The National Gallery of Canada has had an eventful time since the start of the pandemic. From its plans to restructure the gallery from the ground up—with Indigenous perspective and works being foundational—to a series of publicly divisive layoffs that caught the attention of the Canadian art industry at large, it’s been a bit of a rollercoaster. The NGC reopening happened this weekend, and with bright plans for the future, one wonders how it will fare.
The NGC reopening is only in relation to a small event, specifically two weeks of general maintenance. Coming into the new year, the gallery spoke in its press release to the boons of 2022 for the space, boasting a 27% increase in attendance from projections as well as higher visitor satisfaction than the year before. “Our transformative path forward is intended not only to invigorate our exhibits and our collection,” states interim director Angela Cassie, “but also to entice a new generation of Canadians to discover art and its power to open hearts and minds.”

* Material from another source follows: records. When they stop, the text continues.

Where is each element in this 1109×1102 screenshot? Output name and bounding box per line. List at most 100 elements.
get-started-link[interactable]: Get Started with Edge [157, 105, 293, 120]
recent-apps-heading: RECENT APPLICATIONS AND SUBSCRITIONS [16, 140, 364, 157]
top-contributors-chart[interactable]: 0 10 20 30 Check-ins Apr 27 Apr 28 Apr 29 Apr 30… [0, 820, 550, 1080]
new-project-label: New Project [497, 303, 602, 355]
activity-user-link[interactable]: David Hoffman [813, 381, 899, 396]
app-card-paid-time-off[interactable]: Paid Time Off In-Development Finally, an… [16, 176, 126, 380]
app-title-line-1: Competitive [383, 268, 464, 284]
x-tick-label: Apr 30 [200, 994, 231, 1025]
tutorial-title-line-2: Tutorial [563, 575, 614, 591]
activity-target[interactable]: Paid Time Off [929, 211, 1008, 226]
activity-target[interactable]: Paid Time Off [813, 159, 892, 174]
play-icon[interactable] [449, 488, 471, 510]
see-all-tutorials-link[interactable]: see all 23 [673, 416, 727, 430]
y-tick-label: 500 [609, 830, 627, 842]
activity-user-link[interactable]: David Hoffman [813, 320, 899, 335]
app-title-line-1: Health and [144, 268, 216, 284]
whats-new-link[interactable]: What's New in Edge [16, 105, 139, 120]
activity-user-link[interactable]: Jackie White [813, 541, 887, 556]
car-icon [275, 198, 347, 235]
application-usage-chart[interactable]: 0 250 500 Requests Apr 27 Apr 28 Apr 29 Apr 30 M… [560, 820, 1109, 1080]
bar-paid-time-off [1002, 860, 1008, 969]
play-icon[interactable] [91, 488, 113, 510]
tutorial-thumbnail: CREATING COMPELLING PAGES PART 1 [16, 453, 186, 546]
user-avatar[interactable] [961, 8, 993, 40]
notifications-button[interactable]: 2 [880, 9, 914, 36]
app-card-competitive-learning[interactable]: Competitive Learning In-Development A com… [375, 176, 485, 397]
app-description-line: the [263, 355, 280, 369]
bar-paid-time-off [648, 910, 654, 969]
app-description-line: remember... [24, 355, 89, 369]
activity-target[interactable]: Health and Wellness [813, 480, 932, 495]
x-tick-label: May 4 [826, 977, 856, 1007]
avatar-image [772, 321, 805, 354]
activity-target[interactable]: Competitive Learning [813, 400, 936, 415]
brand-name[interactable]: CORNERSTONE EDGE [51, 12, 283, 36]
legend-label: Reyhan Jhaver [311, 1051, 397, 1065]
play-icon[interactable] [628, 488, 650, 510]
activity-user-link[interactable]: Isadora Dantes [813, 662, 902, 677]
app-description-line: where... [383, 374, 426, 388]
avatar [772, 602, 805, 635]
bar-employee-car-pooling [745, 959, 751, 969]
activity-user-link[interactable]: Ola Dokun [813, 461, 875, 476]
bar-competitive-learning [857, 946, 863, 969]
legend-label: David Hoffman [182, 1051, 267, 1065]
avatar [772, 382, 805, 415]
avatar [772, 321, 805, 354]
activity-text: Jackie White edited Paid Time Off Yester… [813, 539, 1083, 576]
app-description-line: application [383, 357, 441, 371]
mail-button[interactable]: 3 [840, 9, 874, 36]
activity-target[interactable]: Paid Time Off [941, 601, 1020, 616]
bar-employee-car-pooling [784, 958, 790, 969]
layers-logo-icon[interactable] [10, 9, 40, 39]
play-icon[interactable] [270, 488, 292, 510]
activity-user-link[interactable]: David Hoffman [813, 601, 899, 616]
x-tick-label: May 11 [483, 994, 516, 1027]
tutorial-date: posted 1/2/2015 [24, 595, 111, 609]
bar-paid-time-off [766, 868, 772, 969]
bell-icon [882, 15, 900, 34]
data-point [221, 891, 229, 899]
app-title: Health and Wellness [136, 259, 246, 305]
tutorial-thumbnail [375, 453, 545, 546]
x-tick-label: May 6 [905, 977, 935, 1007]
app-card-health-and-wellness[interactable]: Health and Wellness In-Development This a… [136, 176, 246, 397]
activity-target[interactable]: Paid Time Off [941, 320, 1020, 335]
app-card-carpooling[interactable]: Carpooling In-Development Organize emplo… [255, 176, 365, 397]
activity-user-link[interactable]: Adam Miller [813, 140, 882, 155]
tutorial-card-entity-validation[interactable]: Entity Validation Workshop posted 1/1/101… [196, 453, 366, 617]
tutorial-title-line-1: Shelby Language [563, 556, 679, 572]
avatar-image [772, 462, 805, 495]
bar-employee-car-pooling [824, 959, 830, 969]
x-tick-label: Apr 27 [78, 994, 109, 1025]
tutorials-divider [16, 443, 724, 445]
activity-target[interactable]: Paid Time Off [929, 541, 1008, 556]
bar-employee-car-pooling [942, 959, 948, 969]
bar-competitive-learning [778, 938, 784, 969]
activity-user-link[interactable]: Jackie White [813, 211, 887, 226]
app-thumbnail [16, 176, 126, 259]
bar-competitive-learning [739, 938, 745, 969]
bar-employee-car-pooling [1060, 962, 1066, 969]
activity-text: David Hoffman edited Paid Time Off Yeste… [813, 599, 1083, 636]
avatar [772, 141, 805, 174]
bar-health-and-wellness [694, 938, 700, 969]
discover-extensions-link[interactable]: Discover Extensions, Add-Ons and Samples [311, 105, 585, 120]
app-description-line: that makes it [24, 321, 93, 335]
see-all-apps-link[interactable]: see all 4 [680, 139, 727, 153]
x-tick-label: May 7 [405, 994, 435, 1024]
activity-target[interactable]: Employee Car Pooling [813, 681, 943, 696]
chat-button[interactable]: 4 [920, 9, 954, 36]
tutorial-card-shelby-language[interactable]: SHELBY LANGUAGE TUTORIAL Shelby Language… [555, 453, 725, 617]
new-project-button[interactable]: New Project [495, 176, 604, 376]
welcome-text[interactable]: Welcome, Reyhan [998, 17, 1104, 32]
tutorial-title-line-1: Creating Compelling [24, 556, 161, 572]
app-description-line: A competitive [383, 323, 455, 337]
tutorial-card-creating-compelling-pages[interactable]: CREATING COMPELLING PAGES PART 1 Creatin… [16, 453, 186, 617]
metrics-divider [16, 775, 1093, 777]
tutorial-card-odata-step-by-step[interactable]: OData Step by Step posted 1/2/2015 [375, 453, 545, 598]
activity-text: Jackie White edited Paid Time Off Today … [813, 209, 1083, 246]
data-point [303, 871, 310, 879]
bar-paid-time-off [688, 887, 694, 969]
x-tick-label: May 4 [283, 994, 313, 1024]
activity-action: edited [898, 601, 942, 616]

Unsurprisingly, there is no mention of the scandalous layoffs in the press release, but it remains a hot topic tethered to the NGC. But The Globe and Mail has reported that the consultant in charge of the layoffs, Tania Lafrenière (who is now serving as both human resources director and interim chief operating officer) is seemingly being paid more than its CEO. The muddling of her role as a “consultant” and now a core permanent staff member has raised some eyebrows, as well as her generous payment.
Greg Hill, the former Indigenous curator for the gallery who was part of the layoffs during this period, had stated “The truth is, I’m being fired because I don’t agree with and am deeply disturbed by the colonial and anti-Indigenous ways the Department of Indigenous Ways and Decolonization is being run.” We have still received little to no statement or further insight into this contention between Hill and the NGC.
With the NGC reopening, they are looking forward to another banner year with 2023. From the current video installation of John Akomfrah’s Vertigo Sea to Uninvited: Canadian Women Artists in the Modern Moment to the work of Paul P., they have an eventful plan ahead of them. But the events that they seem keen to leave behind still don’t seem to have been reckoned with.